Personal information
- Full name: David González Sanz
- Date of birth: 16 April 1985 (age 41)
- Place of birth: Barcelona, Spain

Managerial career
- Years: Team
- 2011–2013: Horta (youth)
- 2013–2014: Mutilvera (youth)
- 2014–2016: Murchante (youth)
- 2016: Cibao (assistant)
- 2019: Atlético San Cristóbal
- 2019: Dominican Republic U23
- 2019–2020: Dominican Republic
- 2021–2023: Atlético Pantoja
- 2023: Real Tomayapo
- 2024: Tudelano
- 2025: Badajoz
- 2026: Oriente Petrolero

= David González (football manager) =

Spanish football coach (born 1985)

David González Sanz (born 16 April 1985) is a Spanish football manager.

==Coaching career==
González began coaching in his native Spain, coaching in the academy of Athletic Bilbao, as well as coaching at UA Horta, UD Mutilvera and Murchante FC. In 2016, he moved to the Dominican Republic, joining Real Madrid's academy in the country.

González later took up the role of technical director at Atlético San Cristóbal, managing the club for a short stint in March 2019. In May 2019, the Dominican Football Federation announced the appointment of González as manager of both the Dominican Republic national football team and the Dominican Republican under-23 side.

On 24 June 2023, after two years in charge of Atlético Pantoja, González was appointed manager of CD Real Tomayapo in the Bolivian Primera División. He resigned from the latter club on 29 September, and returned to his home country on 28 January 2024, after being named at the helm of CD Tudelano in Segunda Federación.

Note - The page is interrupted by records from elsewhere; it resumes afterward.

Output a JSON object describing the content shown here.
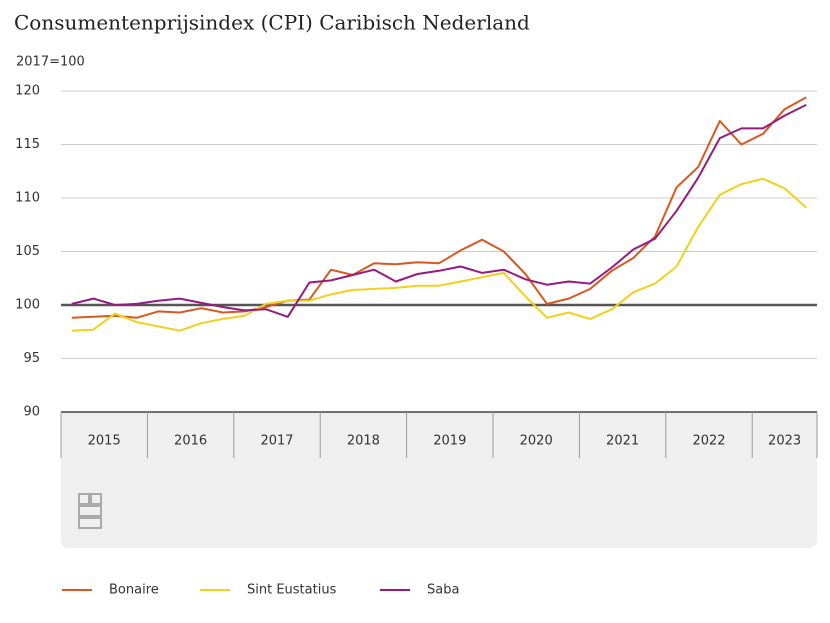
{
  "chart_data": {
    "type": "line",
    "title": "Consumentenprijsindex (CPI) Caribisch Nederland",
    "y_label": "2017=100",
    "years": [
      "2015",
      "2016",
      "2017",
      "2018",
      "2019",
      "2020",
      "2021",
      "2022",
      "2023"
    ],
    "ylim": [
      90,
      120
    ],
    "yticks": [
      90,
      95,
      100,
      105,
      110,
      115,
      120
    ],
    "grid": true,
    "reference_line": 100,
    "series": [
      {
        "name": "Bonaire",
        "color": "#d9581f",
        "values": [
          98.8,
          98.9,
          99.0,
          98.8,
          99.4,
          99.3,
          99.7,
          99.3,
          99.4,
          99.8,
          100.4,
          100.5,
          103.3,
          102.8,
          103.9,
          103.8,
          104.0,
          103.9,
          105.1,
          106.1,
          105.0,
          102.9,
          100.1,
          100.6,
          101.5,
          103.2,
          104.4,
          106.4,
          111.0,
          112.9,
          117.2,
          115.0,
          116.0,
          118.3,
          119.4
        ]
      },
      {
        "name": "Sint Eustatius",
        "color": "#f2d01c",
        "values": [
          97.6,
          97.7,
          99.2,
          98.4,
          98.0,
          97.6,
          98.3,
          98.7,
          99.0,
          100.1,
          100.4,
          100.4,
          101.0,
          101.4,
          101.5,
          101.6,
          101.8,
          101.8,
          102.2,
          102.6,
          103.0,
          100.8,
          98.8,
          99.3,
          98.7,
          99.6,
          101.2,
          102.0,
          103.6,
          107.3,
          110.3,
          111.3,
          111.8,
          110.9,
          109.1
        ]
      },
      {
        "name": "Saba",
        "color": "#951b81",
        "values": [
          100.1,
          100.6,
          100.0,
          100.1,
          100.4,
          100.6,
          100.2,
          99.8,
          99.5,
          99.6,
          98.9,
          102.1,
          102.3,
          102.8,
          103.3,
          102.2,
          102.9,
          103.2,
          103.6,
          103.0,
          103.3,
          102.4,
          101.9,
          102.2,
          102.0,
          103.5,
          105.2,
          106.2,
          108.8,
          111.9,
          115.6,
          116.5,
          116.5,
          117.7,
          118.7
        ]
      }
    ]
  }
}
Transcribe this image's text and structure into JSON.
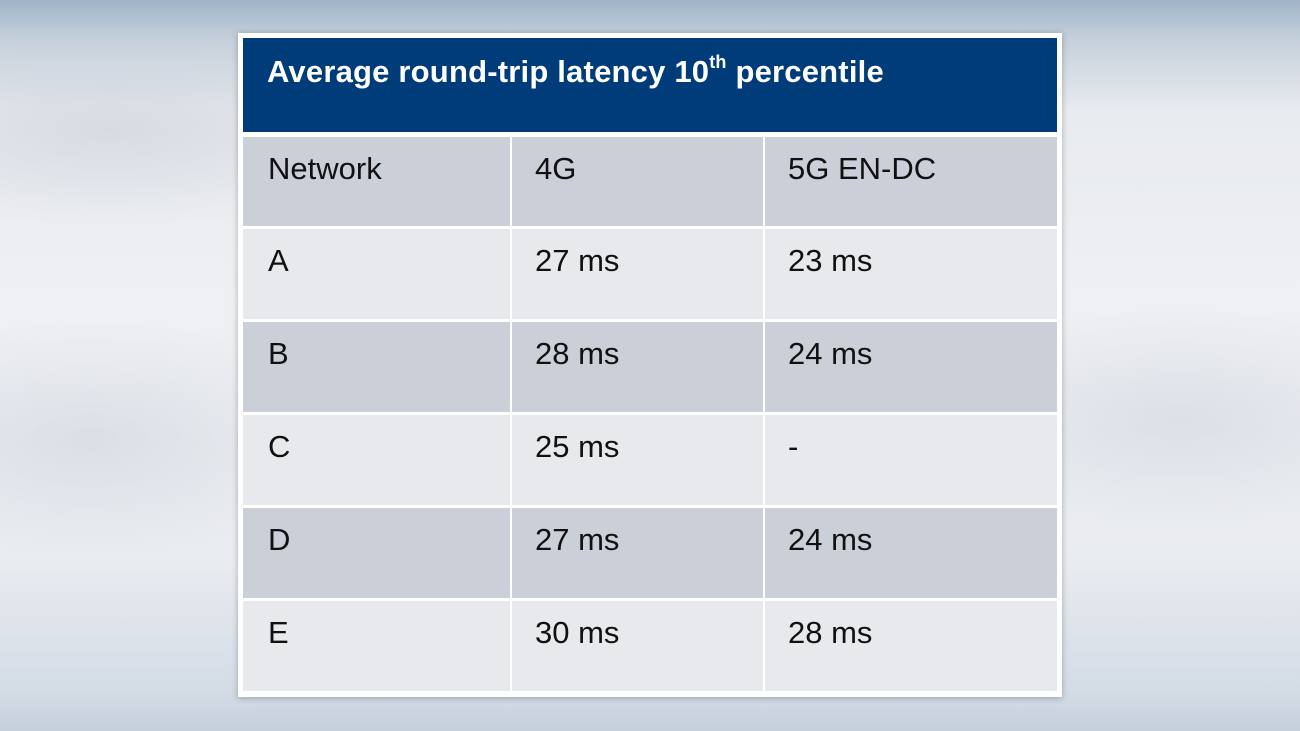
{
  "chart_data": {
    "type": "table",
    "title": {
      "main": "Average round-trip latency 10",
      "superscript": "th",
      "rest": " percentile"
    },
    "columns": [
      "Network",
      "4G",
      "5G EN-DC"
    ],
    "rows": [
      [
        "A",
        "27 ms",
        "23 ms"
      ],
      [
        "B",
        "28 ms",
        "24 ms"
      ],
      [
        "C",
        "25 ms",
        "-"
      ],
      [
        "D",
        "27 ms",
        "24 ms"
      ],
      [
        "E",
        "30 ms",
        "28 ms"
      ]
    ]
  },
  "colors": {
    "header_bar": "#003c7a",
    "header_text": "#ffffff",
    "row_dark": "#cbcfd8",
    "row_light": "#e8e9ed",
    "cell_text": "#111111"
  }
}
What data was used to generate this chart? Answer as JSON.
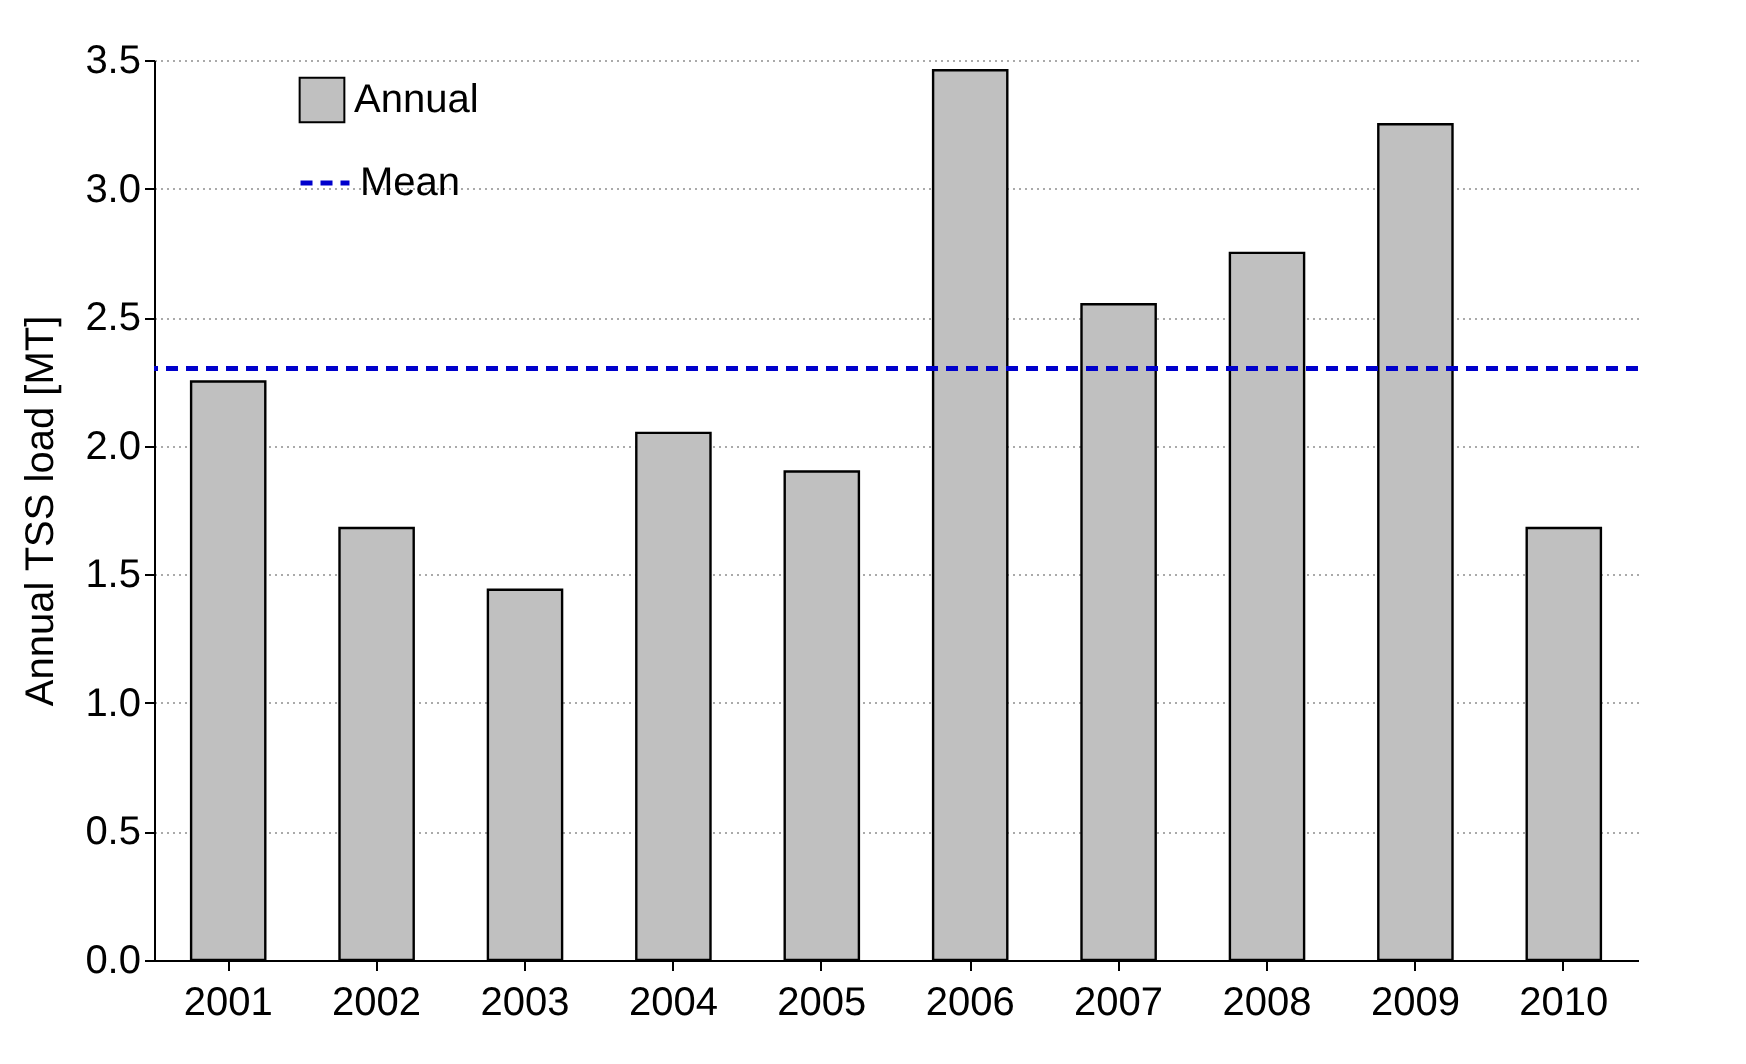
{
  "chart_data": {
    "type": "bar",
    "ylabel": "Annual TSS load [MT]",
    "categories": [
      "2001",
      "2002",
      "2003",
      "2004",
      "2005",
      "2006",
      "2007",
      "2008",
      "2009",
      "2010"
    ],
    "series": [
      {
        "name": "Annual",
        "color": "#c0c0c0",
        "values": [
          2.25,
          1.68,
          1.44,
          2.05,
          1.9,
          3.46,
          2.55,
          2.75,
          3.25,
          1.68
        ]
      }
    ],
    "ylim": [
      0,
      3.5
    ],
    "yticks": [
      {
        "value": 0,
        "label": "0.0"
      },
      {
        "value": 0.5,
        "label": "0.5"
      },
      {
        "value": 1,
        "label": "1.0"
      },
      {
        "value": 1.5,
        "label": "1.5"
      },
      {
        "value": 2,
        "label": "2.0"
      },
      {
        "value": 2.5,
        "label": "2.5"
      },
      {
        "value": 3,
        "label": "3.0"
      },
      {
        "value": 3.5,
        "label": "3.5"
      }
    ],
    "ref_lines": [
      {
        "axis": "y",
        "value": 2.3,
        "label": "Mean",
        "color": "#0000cc",
        "line_style": "dashed"
      }
    ],
    "grid": "y",
    "legend": "top left"
  }
}
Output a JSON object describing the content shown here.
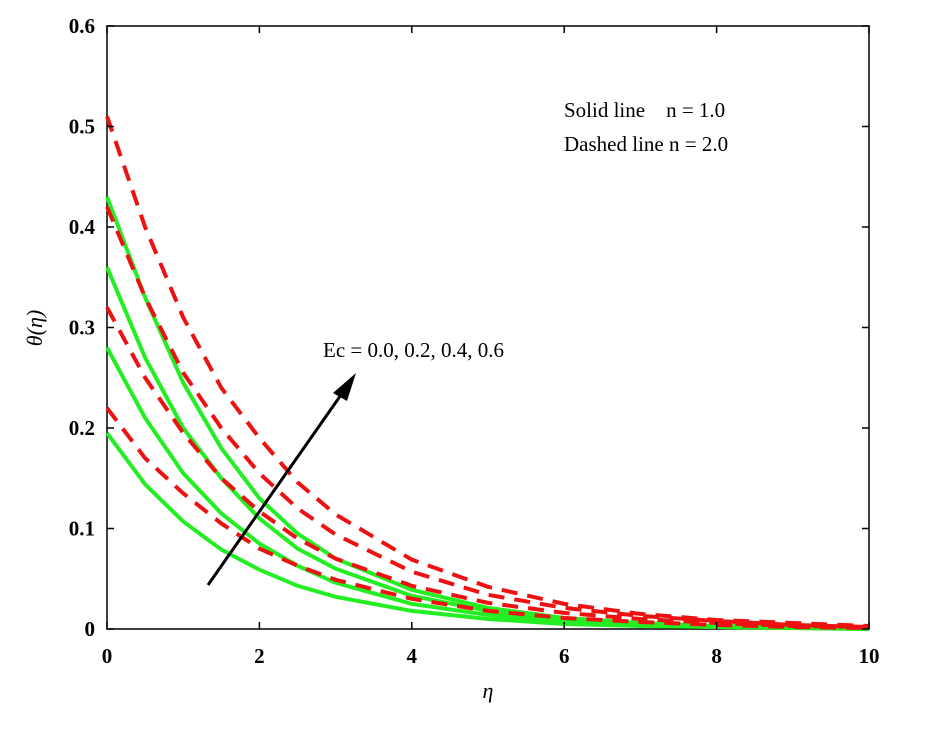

Replaced by Jonathan Risueño in June 2024, González spent ten months without a club before being appointed manager of Tercera Federación side CD Badajoz on 1 April 2025. On 9 June, after missing out promotion in the play-offs, he left.

On 29 December 2025, González returned to Bolivia after taking over Oriente Petrolero. The following 15 May, however, he was sacked.